Notes from the Education Seminars #5: How could we learn from each other and collaborate around the topics of education*?

Auli Toom, Adjunct Professor at the Faculty of Behavioural Sciences in the University of Helsinki blogs about the importance of collaboration in education

The discussion around the topics related to (Finnish) education and schooling seems to be lively, although it has started several years ago after the first PISA results. We have already got used to the thousands of questions that researchers, policy-makers, journalists and other visitors have in their mind when they come to our educational policy institutions, teacher education departments at universities as well as our local schools. We have many relevant and definite answers to the presented questions, but we also have areas that we don’t know anything about – yet. We also have some serious signals, like teachers’ and pupils’ well-being, emotional load and stress related to school work, that should be taken into account immediately.

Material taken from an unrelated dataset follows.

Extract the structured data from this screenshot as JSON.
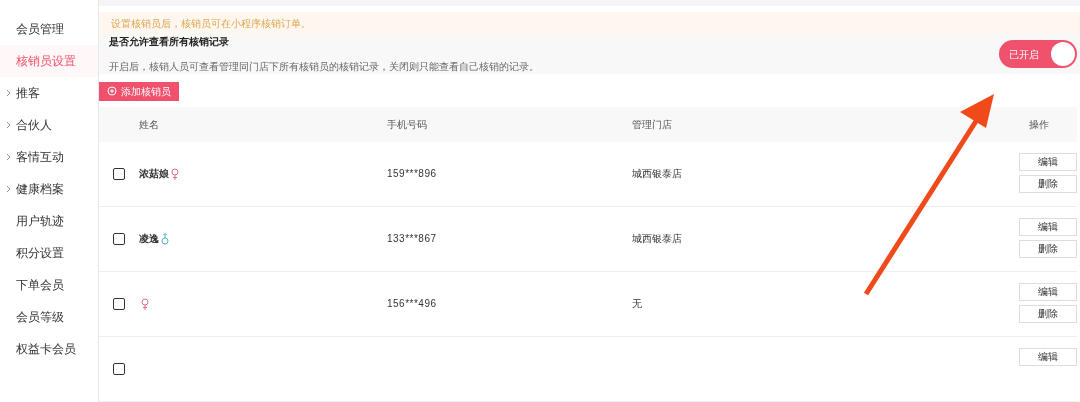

Based on these conversations and thoughts, I have started to consider how we as researchers and professionals of education could learn from each other effectively and collaborate more innovatively, rather than only compare each other. How could we take a step further from mere comparison and start to work towards shared aims and aspirations? I have also thought what should be done now in order to guarantee the best possible basic education and teacher education also in the future. Future learning environments, teaching and learning methods, instructional tools and equipments as well as professional practices should be created during the next coming days. The efforts from policy makers, educational researchers, teachers as practitioners as well as pupils and parents are truly needed.

I’d like to share some thoughts and topics that could be valuable on all levels mentioned previously as well as a way towards the education and schooling of the future.

Trust between each other and in education

Trust between individuals and groups, is required to provide the basis for social order, and it is a foundation of solidarity and integration within societies. It facilitates stability, co-operation and cohesion and it is the basic premise upon which different approaches to educational policy and educational practice can rest. Trust is of prime importance in education: it ensures that participating individuals at every level of the educational system can be allowed greater freedom and be expected greater autonomy. I consider especially important trust relations between persons (administrators, teachers, students, parents) in all levels of schooling. These experiences of trust (and distrust) in daily schoolwork have deep and lasting impact on individuals and their communities.

Hope for a better society and life

Hope refers to a desire for positive futures that are considered possible, but not guaranteed. The term consists of understandings of future-oriented thought, feeling, and action. It is “an element of human nature, way of knowing, form of action or behavior, [and] learned orientation to the future”. As Inglis states, “a society’s education entails (in all senses) its future”. Hope is premised on the idea that human beings are capable of shaping the forces that structure their lives. In educational literature these themes connecting education and hope are echoed by many authors. These idealistic tones relate closely to education’s tasks and ability to promote social hope in societies.

The language of hope is a powerful tool to move teachers and students in their educational settings. Teaching as teacher’s primary work can also be seen both as a practice and as a “discipline of hope”. Conceptualizing education as a resource of hope gives us an insight to the power it can have for people in general, and people in educational institutions in particular: the hope that education can promise brighter individual and societal futures. Uncovering this idea allows us to better recognize how hope works to orient people’s social action – in this case, shaping the character of educational practices and its’ outcomes.

These themes are enormous and they really demand collective responsibility and continuous negotiations between everyone – but so are the matters of education as well. I think that they are Big Issues, important for us all – and worth the collaboration.

Auli Toom, PhD, Adjunct Professor
Faculty of Behavioural Sciences
University of Helsinki, Finland

* Toom, A. & Husu, J. (2012). Finnish teachers as ‘makers of the many’: Balancing between broad pedagogical freedom and responsibility. In H. Niemi, A. Toom & A. Kallioniemi (Eds.), Miracle of Education: The principles and practices of teaching and learning in Finnish schools (pp. 39-54). Rotterdam/Boston/Taipei: Sense Publishers.